Currently, Learn Education is serving 30 schools nationwide. It provides textbooks, digital files and computer systems to help aid teachers and students in their teaching and learning experience. It has also integrated real-life experiences and morality into the content, which helps improve students’ interests to learn. With the grant money received from the DBS-NUS SVC, Learn Education hopes to expand its reach to impact 100, 000 children and eventually, 1 million students.

DBS - NUS Social Venture Challenge Asia's photos on Facebook
DBS – NUS Social Venture Challenge Asia’s photos on Facebook



  1.   MicroX Labs

MicroX Labs is a social enterprise from India. Coming in second place at the DBS-NUS SVC, it received S$30, 000. The Bangalore-based startup developed a technology to count the blood cells based on upcoming technology of Lab on Chip and MEMS (Micro Electro Mechanical Systems) which miniaturizes the instrument with all the reagents preloaded in the cartridge, providing ease of use, portability and low cost, making it useful for rural healthcare. This is part of MicroX Lab’s vision to make diagnostics affordable and accessible to all.

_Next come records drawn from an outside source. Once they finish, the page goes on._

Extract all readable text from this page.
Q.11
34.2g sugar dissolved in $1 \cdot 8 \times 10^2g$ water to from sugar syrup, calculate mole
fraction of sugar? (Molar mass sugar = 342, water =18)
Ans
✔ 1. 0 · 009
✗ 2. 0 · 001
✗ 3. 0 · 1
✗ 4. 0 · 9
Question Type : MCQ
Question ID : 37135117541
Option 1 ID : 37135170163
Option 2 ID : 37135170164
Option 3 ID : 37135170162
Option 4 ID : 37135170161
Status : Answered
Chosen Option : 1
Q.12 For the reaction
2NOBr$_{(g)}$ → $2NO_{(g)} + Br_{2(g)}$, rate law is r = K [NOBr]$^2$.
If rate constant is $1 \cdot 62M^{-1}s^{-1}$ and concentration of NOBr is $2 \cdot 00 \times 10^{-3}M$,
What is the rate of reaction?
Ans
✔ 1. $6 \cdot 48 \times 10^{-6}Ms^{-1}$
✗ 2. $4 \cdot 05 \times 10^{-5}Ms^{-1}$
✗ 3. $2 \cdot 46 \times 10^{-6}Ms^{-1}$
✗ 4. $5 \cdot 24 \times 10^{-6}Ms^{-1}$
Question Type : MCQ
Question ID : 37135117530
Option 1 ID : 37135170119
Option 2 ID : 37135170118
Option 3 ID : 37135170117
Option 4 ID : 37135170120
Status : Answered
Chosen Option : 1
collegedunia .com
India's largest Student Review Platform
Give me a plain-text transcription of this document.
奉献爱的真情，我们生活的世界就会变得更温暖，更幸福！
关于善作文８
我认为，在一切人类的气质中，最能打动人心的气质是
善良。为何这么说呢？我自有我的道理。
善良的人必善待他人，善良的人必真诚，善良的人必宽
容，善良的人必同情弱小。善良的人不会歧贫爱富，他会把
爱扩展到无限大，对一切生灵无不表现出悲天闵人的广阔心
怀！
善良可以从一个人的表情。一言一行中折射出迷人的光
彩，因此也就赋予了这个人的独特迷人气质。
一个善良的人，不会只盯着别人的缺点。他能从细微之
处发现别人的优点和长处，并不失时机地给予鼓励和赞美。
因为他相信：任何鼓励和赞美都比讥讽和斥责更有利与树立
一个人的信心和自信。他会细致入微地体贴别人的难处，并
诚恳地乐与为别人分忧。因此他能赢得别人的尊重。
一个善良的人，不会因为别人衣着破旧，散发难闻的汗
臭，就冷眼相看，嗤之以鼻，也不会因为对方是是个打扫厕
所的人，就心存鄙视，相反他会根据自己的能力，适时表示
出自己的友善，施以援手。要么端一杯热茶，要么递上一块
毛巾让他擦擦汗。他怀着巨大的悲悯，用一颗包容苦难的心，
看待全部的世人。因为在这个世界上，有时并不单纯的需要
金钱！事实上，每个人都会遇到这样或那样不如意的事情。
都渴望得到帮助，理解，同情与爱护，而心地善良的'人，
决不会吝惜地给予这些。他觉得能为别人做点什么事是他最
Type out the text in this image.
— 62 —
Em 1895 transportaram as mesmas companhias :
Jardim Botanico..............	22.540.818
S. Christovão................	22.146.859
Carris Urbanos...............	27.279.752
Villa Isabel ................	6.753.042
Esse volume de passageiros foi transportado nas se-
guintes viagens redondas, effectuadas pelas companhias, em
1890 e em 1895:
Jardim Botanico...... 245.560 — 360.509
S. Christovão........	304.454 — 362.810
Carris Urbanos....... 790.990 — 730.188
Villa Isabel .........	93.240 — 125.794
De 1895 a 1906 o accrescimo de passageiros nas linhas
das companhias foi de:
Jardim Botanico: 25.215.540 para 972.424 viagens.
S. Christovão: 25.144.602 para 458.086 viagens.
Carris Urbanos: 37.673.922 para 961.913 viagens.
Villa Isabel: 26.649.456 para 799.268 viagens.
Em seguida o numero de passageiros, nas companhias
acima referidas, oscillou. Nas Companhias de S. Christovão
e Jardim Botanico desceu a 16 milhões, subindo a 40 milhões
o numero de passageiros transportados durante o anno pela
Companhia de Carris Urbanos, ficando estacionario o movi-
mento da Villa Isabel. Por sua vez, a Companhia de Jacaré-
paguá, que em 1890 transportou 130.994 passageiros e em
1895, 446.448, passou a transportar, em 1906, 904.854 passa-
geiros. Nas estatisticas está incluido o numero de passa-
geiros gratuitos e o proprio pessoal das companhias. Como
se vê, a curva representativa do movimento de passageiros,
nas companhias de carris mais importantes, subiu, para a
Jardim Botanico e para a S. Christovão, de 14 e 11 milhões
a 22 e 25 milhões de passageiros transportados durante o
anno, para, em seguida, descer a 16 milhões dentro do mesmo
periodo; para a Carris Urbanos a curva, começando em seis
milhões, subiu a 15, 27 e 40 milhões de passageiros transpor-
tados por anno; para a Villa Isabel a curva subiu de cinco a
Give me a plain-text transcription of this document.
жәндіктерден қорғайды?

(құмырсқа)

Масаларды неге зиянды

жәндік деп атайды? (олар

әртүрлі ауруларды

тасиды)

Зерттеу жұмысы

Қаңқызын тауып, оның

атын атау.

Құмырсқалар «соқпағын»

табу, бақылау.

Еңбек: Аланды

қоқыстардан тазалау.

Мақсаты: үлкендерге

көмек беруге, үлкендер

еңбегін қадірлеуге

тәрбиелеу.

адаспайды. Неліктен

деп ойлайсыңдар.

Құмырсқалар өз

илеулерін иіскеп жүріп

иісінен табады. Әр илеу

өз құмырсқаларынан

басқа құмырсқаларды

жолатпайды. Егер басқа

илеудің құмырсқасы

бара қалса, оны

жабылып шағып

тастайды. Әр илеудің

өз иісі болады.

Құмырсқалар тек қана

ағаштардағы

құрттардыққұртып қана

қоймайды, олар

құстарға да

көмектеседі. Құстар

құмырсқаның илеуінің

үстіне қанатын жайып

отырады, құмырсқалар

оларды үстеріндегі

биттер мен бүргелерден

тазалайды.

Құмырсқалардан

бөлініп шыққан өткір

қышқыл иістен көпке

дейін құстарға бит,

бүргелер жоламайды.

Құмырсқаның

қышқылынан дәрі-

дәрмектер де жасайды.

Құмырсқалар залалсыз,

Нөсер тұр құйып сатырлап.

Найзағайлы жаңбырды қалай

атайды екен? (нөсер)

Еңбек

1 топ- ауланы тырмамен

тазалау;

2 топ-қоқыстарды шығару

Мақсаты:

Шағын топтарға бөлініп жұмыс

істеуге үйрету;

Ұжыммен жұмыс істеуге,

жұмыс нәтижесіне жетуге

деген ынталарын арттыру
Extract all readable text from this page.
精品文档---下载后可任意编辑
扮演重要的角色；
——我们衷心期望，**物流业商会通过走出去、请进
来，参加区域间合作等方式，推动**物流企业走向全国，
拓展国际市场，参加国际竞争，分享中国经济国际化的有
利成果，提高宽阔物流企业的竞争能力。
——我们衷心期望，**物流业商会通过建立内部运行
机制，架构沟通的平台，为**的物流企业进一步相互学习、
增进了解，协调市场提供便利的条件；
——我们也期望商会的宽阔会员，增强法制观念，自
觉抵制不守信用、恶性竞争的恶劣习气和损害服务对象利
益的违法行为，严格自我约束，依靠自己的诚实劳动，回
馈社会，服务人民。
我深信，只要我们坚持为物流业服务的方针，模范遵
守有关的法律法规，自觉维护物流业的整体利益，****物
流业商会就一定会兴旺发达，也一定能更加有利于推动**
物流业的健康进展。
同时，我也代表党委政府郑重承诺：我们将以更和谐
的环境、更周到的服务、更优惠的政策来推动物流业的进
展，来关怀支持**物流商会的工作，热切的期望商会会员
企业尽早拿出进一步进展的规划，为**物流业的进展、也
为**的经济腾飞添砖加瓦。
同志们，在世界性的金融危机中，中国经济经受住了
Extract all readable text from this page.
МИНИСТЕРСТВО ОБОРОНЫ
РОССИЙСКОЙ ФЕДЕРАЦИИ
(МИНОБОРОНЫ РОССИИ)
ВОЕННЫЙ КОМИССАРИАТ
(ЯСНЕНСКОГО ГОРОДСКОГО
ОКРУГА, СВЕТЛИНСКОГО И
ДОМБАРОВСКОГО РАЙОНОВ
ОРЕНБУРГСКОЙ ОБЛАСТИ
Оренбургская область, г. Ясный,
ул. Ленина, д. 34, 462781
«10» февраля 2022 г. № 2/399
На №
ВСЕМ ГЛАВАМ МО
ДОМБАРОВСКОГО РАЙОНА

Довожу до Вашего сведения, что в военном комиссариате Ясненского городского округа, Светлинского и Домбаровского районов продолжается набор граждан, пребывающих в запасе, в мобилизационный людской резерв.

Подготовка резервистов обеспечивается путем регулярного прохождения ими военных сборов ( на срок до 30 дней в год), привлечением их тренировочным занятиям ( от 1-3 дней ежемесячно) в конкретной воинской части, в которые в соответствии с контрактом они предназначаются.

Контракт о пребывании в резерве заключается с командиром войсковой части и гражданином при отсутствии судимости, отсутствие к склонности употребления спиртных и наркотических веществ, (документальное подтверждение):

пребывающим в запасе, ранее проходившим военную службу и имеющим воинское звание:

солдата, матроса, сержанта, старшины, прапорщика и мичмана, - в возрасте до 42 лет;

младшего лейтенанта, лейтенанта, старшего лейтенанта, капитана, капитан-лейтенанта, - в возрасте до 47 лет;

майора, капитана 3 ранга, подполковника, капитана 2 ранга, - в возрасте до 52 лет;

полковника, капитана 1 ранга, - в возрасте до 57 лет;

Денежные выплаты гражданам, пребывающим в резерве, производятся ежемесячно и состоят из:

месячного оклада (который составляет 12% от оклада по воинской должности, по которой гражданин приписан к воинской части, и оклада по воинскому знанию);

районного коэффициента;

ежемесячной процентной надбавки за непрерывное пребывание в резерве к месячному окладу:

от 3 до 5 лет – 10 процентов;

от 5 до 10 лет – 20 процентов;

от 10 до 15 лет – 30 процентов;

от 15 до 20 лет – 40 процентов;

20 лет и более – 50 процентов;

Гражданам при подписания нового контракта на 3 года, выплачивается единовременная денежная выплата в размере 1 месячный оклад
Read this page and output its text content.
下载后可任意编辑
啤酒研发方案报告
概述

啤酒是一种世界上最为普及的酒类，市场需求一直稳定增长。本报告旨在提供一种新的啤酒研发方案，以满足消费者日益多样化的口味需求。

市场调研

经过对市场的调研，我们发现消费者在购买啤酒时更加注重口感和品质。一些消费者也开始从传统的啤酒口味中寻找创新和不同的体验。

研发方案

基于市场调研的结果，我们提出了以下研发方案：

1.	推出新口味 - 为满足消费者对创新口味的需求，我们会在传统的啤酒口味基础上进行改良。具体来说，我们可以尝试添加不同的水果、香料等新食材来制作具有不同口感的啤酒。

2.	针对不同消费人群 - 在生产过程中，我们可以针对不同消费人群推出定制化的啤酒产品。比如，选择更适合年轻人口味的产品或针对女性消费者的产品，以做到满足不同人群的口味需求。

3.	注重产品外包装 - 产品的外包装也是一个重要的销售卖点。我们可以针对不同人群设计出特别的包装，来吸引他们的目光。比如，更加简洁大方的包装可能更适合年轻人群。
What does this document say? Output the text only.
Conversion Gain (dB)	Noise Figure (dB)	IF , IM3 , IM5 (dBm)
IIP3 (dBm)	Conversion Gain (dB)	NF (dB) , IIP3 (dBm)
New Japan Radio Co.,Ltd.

MicroX Labs’ point-of-care diagnostics Complete Blood Count (CBC) test is one of the world’s most cost efficient devices for CBC diagnostics that can be used by non-laboratory trained personnel. The technology developed by MicroX Labs can be extended for other single cell analysis including CD4+ Tlymphocytes count, rare cells and malaria. This is just the start – MicroX Labs hopes to work with top-notch scientists and doctors from around the world to make high quality, cutting edge products to address diagnostic issues in India.

“We want to provide low-cost portable instruments as our focus will be on rural areas, tier-I and tier-II cities,” said Prakhar Jain, co-founder of MicroX Labs, when interviewed by The Hindu last year. The Reserve Bank of India classifies cities into 6 tiers based on population – tier-I cities refer to those with a population over 100, 000 and tier-II cities refer to those with populations from 50, 000 to 99, 999. Coming from a family of doctors, Jain had experienced the advantages of having medical diagnosis at one’s doorstep and wanted to increase the number of people with access to that privilege.

  1.   iHealth Express

Taiwan’s iHealth Express came in third place in the DBS-NUS SVC Asia, receiving S$20,000. iHealth Express was started by a group of young pharmacists who were involved in Taiwan’s Department of Health and were part of an initiative to promote international health diplomacy. This gave them the opportunity to observe European and American countries that were more advanced in the health industry and think of ways to help the Taiwanese healthcare industry improve and expand. One of the major problems they found was the lack of access to medical services in rural areas and for people with mobility issues such as the elderly.

iHealth Express’s mobile medical system was their solution. The system was created to provide more accessible services for all, eliminating inequality in healthcare delivery in Taiwan. Professional pharmacists handle medication delivery, refill prescriptions, face-to-face counselling, medication reminding and health education. The vision of the company is to reduce rural-urban medical gaps to achieve health equity.

The mobile medical system to provide more accessible services is implemented through the following steps. First, the patient’s chronic prescription is received through phone, fax, Internet, email and phone applications. After dispensing and checking, pharmacists deliver the medicine to the designated location. A 24-hour phone medication consulting service with experts for any problem about health, disease or side effects of drugs is also provided.

Competitions such as the DBS-NUS Social Venture Challenge give social enterprises in the Asian region the opportunity to be mentored and expand their businesses through grant money whilst raising awareness for the industry and its impact on society. With the new injection of grant money, we can expect big things from the rising stars of the Asian social enterprise world.